ISLAMABAD: Pakistan’s foreign office said on Wednesday an Indian convicted of spying and sentenced to death by a Pakistani military court had refused to file a review petition against the verdict.
Kulbhushan Jadhav was arrested in March 2016 in Pakistan’s southwestern province of Baluchistan, the site of a long-running conflict between security forces and separatists. He was convicted of planning espionage and sabotage and sentenced to death.
India says Jadhav is innocent. Last year the World Court ordered Pakistan to review the death penalty for Jadhav.
“On June 17, 2020 commander Jadhav was invited to file a petition for review and reconsideration of his sentence and conviction,” Pakistan’s director general for South Asia at the foreign office Zahid Hafeez said in a joint press conference with Additional Attorney General Ahmad Irfan.
“Pakistan also offered to assist in legal representation for Jadhav. Exercising his legal rights, commander Jadhav refused to file a petition for review and reconsideration of his sentence.
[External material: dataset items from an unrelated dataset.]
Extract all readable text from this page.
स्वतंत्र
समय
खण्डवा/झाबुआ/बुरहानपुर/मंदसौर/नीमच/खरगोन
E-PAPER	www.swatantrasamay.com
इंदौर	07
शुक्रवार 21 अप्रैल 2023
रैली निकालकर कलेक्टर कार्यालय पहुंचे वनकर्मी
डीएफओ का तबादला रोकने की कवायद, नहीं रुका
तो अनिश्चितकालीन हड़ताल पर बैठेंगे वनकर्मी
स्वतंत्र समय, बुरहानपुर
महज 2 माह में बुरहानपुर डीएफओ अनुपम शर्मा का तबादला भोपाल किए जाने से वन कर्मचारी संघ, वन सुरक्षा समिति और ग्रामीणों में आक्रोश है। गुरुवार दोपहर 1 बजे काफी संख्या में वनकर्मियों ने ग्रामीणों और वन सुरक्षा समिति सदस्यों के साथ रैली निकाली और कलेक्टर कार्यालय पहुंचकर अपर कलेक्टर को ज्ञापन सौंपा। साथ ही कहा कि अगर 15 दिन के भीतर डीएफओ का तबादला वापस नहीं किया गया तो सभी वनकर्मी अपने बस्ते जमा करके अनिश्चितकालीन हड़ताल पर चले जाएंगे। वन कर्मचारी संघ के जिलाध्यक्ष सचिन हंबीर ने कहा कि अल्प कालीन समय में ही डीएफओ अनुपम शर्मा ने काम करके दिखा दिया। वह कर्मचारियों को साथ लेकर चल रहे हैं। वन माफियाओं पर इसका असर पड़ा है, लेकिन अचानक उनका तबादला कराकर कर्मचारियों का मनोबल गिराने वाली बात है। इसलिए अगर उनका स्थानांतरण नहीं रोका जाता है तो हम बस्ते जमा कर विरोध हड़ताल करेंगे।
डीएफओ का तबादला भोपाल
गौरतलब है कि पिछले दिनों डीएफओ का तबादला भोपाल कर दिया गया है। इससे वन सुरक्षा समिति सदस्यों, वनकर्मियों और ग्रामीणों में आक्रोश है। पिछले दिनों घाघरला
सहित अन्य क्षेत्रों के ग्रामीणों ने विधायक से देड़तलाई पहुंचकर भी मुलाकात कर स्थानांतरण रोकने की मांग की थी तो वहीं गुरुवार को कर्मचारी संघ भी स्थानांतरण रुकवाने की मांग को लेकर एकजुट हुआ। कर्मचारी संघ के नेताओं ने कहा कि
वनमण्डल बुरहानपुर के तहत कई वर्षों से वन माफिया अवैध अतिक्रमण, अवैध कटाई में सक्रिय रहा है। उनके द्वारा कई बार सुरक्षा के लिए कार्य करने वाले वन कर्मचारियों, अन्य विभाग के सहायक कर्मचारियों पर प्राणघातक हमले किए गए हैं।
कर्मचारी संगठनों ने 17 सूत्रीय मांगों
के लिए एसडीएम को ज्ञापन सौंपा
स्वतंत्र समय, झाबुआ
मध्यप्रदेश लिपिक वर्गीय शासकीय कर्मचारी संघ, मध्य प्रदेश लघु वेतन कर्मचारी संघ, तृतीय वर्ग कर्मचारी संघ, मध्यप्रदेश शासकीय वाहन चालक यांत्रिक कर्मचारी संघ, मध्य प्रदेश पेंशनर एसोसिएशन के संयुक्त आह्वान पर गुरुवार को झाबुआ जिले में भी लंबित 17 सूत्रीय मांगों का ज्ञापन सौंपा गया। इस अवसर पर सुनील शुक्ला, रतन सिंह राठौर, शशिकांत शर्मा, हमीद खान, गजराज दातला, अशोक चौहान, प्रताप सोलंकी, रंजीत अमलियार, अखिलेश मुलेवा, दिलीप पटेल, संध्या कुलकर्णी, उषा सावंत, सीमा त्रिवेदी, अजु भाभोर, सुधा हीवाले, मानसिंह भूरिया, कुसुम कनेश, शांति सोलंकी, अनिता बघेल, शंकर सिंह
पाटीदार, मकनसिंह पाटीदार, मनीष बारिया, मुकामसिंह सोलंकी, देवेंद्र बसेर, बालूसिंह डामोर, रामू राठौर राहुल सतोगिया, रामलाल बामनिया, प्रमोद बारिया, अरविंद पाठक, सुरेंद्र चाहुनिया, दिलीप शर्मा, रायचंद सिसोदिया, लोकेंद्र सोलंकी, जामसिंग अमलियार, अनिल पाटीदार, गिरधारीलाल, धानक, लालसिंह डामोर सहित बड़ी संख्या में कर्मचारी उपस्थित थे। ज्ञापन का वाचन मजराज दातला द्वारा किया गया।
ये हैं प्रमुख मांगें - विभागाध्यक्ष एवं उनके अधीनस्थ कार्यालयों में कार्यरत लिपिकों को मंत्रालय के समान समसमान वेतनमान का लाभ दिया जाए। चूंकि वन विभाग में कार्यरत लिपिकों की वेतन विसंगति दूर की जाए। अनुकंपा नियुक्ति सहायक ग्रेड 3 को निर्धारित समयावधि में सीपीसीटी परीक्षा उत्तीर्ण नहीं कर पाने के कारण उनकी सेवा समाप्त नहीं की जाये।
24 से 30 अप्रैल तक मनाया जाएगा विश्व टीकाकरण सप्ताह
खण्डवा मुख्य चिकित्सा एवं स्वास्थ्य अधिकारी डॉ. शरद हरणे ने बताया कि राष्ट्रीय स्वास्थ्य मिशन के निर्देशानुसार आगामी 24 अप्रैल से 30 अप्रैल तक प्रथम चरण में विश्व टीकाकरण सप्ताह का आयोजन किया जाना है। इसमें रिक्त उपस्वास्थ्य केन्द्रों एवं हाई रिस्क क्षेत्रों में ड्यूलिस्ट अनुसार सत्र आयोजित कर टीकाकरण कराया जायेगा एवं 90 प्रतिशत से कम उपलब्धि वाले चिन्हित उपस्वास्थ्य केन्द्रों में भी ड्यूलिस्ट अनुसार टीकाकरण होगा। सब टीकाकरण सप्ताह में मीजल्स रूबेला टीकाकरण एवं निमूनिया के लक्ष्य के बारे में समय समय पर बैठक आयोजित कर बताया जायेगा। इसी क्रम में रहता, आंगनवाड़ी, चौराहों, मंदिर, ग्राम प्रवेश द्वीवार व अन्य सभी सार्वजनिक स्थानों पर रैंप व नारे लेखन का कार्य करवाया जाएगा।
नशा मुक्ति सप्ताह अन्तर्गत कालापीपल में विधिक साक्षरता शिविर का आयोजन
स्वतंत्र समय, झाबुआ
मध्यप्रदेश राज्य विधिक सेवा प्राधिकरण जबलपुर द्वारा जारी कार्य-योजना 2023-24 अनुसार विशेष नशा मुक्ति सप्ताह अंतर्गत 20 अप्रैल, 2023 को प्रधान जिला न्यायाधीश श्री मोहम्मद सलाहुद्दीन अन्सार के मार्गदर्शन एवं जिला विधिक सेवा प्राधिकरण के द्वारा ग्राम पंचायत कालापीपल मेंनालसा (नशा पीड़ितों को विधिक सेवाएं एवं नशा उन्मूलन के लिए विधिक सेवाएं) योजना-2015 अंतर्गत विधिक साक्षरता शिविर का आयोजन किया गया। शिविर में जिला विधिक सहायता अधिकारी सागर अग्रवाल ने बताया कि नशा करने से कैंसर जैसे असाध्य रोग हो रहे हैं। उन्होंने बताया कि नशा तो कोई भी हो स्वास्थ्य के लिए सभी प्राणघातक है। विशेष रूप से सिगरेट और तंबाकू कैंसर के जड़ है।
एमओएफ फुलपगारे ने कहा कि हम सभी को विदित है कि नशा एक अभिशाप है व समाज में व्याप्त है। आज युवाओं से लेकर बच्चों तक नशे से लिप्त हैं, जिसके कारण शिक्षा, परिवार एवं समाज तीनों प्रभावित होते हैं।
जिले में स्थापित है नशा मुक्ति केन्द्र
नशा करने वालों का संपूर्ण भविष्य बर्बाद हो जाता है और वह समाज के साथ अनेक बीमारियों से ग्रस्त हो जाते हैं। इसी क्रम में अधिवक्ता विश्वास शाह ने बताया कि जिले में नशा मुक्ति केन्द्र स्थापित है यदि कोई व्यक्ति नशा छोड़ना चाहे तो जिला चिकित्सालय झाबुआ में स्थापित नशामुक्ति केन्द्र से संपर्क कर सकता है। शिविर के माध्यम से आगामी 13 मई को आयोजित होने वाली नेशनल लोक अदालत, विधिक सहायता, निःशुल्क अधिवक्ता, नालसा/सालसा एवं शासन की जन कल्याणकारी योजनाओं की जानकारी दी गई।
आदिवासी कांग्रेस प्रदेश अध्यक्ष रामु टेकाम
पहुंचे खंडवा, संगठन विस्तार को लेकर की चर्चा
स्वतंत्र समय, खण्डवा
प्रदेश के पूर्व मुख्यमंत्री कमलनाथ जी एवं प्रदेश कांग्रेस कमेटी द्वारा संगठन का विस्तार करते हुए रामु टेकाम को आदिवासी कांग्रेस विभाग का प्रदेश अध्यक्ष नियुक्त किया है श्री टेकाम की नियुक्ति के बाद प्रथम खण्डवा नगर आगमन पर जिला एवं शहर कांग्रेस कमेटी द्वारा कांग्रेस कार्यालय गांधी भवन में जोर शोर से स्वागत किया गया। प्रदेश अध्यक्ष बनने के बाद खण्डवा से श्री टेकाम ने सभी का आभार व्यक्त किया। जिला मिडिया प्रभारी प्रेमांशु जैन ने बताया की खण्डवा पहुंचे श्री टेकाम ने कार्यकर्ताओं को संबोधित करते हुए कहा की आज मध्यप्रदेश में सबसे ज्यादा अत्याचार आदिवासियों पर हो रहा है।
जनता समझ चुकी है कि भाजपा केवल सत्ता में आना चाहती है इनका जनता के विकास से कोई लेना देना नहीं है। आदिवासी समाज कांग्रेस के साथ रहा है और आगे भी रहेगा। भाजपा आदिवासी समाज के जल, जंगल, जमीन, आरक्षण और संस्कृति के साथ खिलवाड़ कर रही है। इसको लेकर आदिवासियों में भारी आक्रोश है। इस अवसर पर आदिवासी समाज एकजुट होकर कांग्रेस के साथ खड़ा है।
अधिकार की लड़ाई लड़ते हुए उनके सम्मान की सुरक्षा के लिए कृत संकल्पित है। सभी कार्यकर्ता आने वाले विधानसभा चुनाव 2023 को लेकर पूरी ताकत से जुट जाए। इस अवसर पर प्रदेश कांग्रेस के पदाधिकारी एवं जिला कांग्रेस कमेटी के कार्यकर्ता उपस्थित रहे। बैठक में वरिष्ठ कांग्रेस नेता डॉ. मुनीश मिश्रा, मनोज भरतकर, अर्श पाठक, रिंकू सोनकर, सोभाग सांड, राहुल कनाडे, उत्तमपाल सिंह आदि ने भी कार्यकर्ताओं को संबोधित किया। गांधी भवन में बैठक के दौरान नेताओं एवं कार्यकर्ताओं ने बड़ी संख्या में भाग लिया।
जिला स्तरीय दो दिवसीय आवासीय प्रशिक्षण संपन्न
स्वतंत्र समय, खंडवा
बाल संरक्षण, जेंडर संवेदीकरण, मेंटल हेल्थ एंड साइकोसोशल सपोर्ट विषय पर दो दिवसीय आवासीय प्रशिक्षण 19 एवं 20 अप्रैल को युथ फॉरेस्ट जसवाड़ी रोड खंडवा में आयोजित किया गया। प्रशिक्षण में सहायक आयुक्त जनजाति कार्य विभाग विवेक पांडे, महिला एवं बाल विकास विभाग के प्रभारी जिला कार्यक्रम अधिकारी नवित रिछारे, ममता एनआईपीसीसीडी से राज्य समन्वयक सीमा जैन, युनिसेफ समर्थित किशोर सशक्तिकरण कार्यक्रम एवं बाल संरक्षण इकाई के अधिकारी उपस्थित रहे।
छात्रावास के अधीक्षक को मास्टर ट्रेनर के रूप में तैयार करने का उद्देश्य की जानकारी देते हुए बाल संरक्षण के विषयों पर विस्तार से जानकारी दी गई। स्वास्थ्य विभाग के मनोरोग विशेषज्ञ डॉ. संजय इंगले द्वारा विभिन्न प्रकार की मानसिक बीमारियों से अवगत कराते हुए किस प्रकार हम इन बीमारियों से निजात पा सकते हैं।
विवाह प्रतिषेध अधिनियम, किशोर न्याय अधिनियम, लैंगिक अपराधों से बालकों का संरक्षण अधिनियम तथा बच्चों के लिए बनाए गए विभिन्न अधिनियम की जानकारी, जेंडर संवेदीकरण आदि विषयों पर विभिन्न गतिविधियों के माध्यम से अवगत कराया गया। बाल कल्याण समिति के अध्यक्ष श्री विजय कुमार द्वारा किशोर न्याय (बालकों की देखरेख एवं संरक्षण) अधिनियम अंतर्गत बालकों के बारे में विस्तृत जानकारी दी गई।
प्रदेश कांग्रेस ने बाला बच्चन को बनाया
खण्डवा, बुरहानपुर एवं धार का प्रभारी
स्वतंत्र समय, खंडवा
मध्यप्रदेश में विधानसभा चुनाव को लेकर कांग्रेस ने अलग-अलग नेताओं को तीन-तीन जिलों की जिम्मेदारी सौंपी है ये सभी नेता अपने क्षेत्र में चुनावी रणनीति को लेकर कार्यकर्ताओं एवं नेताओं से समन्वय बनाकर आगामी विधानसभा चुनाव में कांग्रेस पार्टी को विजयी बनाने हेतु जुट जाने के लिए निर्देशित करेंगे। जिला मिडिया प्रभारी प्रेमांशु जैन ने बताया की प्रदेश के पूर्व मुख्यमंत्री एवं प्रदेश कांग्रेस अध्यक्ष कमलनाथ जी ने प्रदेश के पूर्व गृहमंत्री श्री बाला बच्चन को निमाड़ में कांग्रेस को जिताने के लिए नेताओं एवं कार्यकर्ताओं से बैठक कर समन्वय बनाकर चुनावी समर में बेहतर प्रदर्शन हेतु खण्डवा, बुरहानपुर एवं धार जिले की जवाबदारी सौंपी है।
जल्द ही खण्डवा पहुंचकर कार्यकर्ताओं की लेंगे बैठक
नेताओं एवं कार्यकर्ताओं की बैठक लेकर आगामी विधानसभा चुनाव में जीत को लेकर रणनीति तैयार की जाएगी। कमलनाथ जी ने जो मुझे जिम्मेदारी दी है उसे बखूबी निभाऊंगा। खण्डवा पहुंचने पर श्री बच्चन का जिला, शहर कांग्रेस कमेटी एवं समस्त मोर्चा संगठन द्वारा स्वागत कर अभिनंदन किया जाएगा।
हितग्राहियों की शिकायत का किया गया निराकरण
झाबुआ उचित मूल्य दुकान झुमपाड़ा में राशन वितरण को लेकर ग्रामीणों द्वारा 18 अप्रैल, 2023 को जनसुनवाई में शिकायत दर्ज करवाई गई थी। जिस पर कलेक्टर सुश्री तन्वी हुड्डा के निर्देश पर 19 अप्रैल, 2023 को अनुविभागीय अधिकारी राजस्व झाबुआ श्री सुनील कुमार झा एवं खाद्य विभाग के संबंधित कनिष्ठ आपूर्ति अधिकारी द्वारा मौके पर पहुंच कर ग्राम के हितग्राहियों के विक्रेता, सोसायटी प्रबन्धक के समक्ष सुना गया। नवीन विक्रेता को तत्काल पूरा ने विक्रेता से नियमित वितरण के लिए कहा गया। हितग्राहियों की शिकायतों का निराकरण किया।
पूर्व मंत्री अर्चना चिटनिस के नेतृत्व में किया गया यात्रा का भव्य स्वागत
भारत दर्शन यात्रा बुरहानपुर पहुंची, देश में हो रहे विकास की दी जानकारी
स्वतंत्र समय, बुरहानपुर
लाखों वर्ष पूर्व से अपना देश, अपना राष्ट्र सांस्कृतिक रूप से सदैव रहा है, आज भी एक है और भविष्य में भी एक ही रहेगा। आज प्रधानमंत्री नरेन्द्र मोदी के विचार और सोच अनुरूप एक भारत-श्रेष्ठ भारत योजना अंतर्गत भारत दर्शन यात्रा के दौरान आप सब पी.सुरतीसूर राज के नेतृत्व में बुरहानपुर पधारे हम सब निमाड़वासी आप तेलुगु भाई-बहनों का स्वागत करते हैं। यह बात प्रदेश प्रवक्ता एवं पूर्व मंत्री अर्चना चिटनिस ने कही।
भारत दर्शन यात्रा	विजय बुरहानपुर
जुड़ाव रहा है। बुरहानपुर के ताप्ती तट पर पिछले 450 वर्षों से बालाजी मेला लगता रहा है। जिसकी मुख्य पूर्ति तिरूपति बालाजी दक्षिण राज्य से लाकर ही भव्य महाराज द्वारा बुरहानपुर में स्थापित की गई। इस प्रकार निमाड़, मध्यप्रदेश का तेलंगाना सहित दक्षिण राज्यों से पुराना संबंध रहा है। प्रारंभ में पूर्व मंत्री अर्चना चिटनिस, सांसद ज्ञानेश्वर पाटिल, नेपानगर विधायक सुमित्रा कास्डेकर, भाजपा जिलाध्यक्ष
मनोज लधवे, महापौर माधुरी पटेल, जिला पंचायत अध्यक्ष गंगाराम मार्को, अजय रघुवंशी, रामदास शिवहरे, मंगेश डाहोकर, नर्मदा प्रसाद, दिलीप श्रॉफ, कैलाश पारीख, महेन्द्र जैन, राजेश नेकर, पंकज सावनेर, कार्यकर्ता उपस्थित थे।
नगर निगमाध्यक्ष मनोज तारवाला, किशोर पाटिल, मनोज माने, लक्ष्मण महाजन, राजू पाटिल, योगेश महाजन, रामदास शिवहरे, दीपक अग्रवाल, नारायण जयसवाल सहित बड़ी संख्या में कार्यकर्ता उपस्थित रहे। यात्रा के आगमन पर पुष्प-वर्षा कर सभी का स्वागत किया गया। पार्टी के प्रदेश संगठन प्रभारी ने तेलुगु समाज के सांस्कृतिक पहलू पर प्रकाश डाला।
He instead referred to follow up on his pending mercy petition.” Hafeez said.
He said that Pakistan had repeatedly written to the Indian high commission, inviting it to file a petition at the Islamabad High Court against the death penalty for Jadhav, adding that he hoped India would cooperate with the courts in Pakistan.
Hafeez also said Pakistan had offered consular access to Jadhav for a second time and a meeting with his wife and father.
In 2017, Pakistan allowed Jadhav’s wife and mother to visit him, eight months after he was sentenced to death.
Pakistan authorities say Jadhav confessed to being ordered by India’s intelligence service to conduct espionage and sabotage in Balochistan, a province at the centre of a $60 billion Chinese-backed “Belt and Road” development project.
In a transcript released by Pakistan of what it says is Jadhav’s confession, the former naval officer says disrupting the Chinese-funded projects was a main goal of his activities.